Green tea is widely consumed in Asian countries, while black tea is most popular in Western countries. The manufacturing process of green tea differs from that of black tea because freshly picked young leaves of the tea are immediately steamed. This process destroys the enzymes responsible for breaking down the color pigments in the leaves and allows the tea to maintain its green color during the subsequent rolling and drying processes. The amounts of constituent compounds are slightly different from those of black tea. Pharmacological studies using constituent compounds in green tea have been recently reviewed by Kaszkin et al. [10
]. Green tea extracts are more stable than pure epigallocatechin gallate, the major constituents of green tea, because of the presence of other antioxidant constituents in the extract [10
]. In general, herbal medicines are complex mixtures of different compounds that often act in a synergistic fashion and exert their full beneficial effect as total extracts [11
In the present study, we demonstrated that green tea produces an antihyperglycemic effect without affecting insulin secretion in STZ-diabetic mice. We therefore explore the mechanism underlying the green tea effect by investigating the serum protein profiles of db+/db+ mice, a genetic model of type 2 diabetes, using SELDI-TOF-MS. First, we performed a preliminary analysis to determine the peaks (molecular weights) of biomarker proteins that were abnormally contained in the serum of diabetic mice, without identifying individual serum proteins. As a result, we found that the levels of several serum proteins were significantly altered in the diabetic state. Secondly, we investigated which marker proteins are affected by green tea administration. Despite the changes in the levels of several serum proteins after green tea administration, none of the protein peaks specific for diabetes were sensitive to the administration, except for a peak at m/z 4211(4212). The level of this 4211(4212) Da protein was reduced both in the diabetic state and by green tea administration. Thus, no simple reversed effect of green tea on the diabetes-induced modifications of serum protein levels was observed.

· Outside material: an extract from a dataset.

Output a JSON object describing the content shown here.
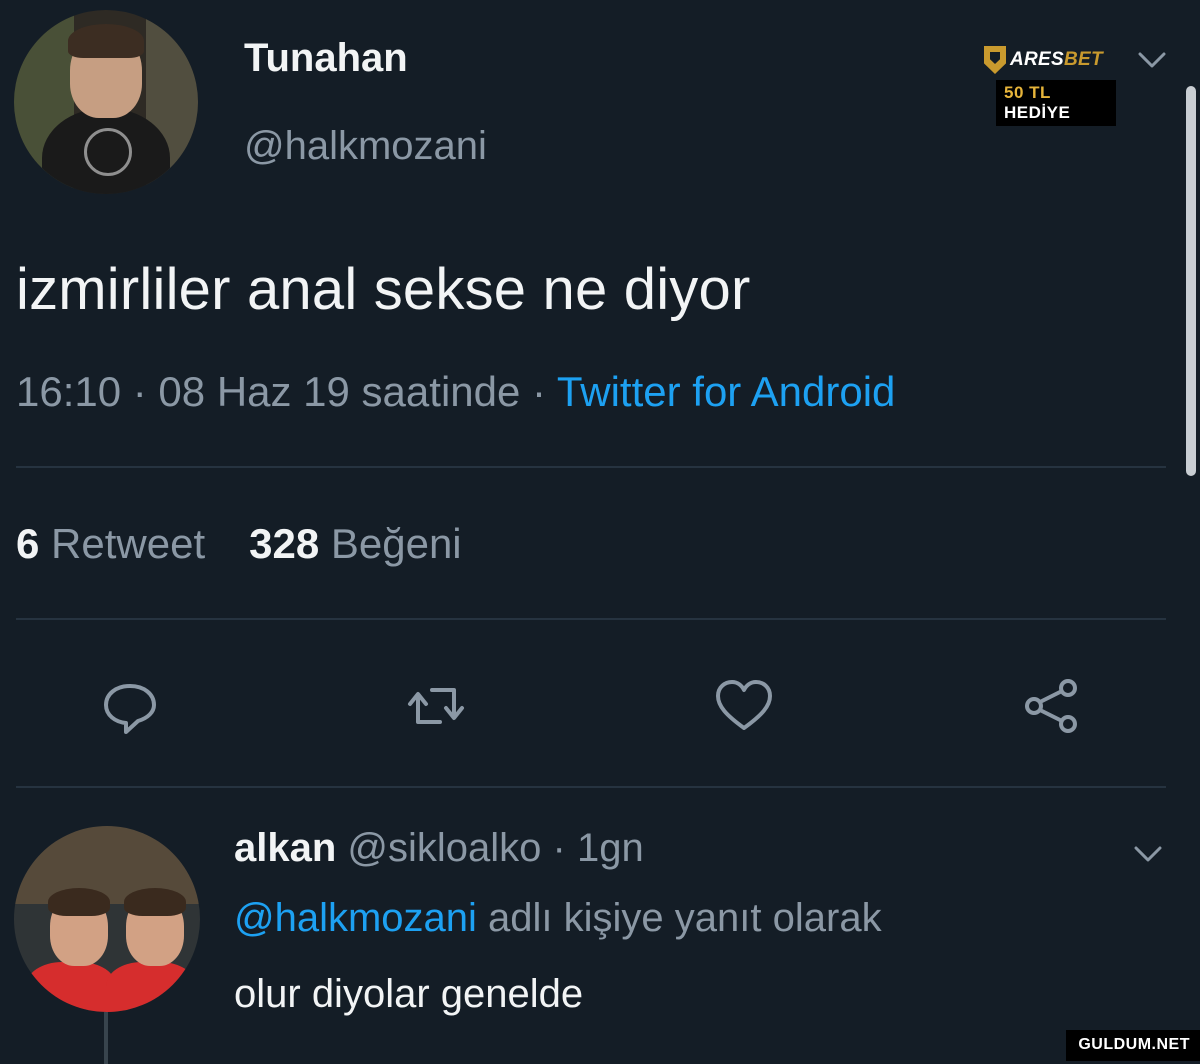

The 4211(4212) Da protein has not yet been identified, but only two candidate groups of vertebrate proteins are found by scanning Swiss-Prot database (molecular weight, 4211; molecular weight ranges, 0.1% according to the standard errors of the current MS analysis; pI, 6; pI ranges, 10): pancreatic polypeptide (PP) (primary accession numbers P13083, P37999, P41519, P38000, P11967) and antibacterial peptides [β-defensin C7 precursor (018815), 4 kDa defensin (P56686), cryptidine-5 precursor (P28312), antibacterial peptide BMAP-34 precursor (P56425)]. PP is primarily expressed in the endocrine cells of the pancreas, and the plasma PP concentrations are elevated by food intake [12
]. Peripheral PP administration results in a reduction in food intake and an increase in energy expenditure [12
]. Interestingly, a previous study revealed that PP-containing cell populations in the islets of Langerhans are reduced in db+/db+ mice with mild hyperinsulinemic diabetes [13
], which is consistent with the observed reduction in the intensity of the peak at m/z 4211(4212) in the diabetic state. We speculate that the reduction of BGL by green tea causes a decrease in serum PP concentrations as a means of maintaining energy homeostasis, although more precise studies are required.
The changes in serum protein profiles by green tea also demonstrate the increase in the peak intensities of hemoglobin-related multi-MS signals, suggesting the adverse side effects of green tea, although blood samples from db+/db+ mice tended to exhibit a hemolytic feature compared with those from wild-type mice (data not shown). Interestingly, the hemoglobin-related multi-MS signals shown in Fig. may include hemoglobin α-chains and β-chains [9
], their dimers, and possibly variously glycated hemoglobins. Hemoglobin A1c is used as a marker of diabetes in clinical diagnostic tests. Until now, however, the extent of glycation per hemoglobin that practically occurred is not clear. More detailed analyses of serum protein profiles using SELDI-TOF-MS will provide a more useful clinical index of the diabetic state.
We observed that green tea improved oral glucose tolerance in humans. It is therefore likely that green tea is prophylactic against diabetes and ameliorates diabetic hyperglycemia. Green tea consumption at moderate doses may be associated with a reduced risk of type 2 diabetes in apparently healthy individuals by controlling postprandial hyperglycemia.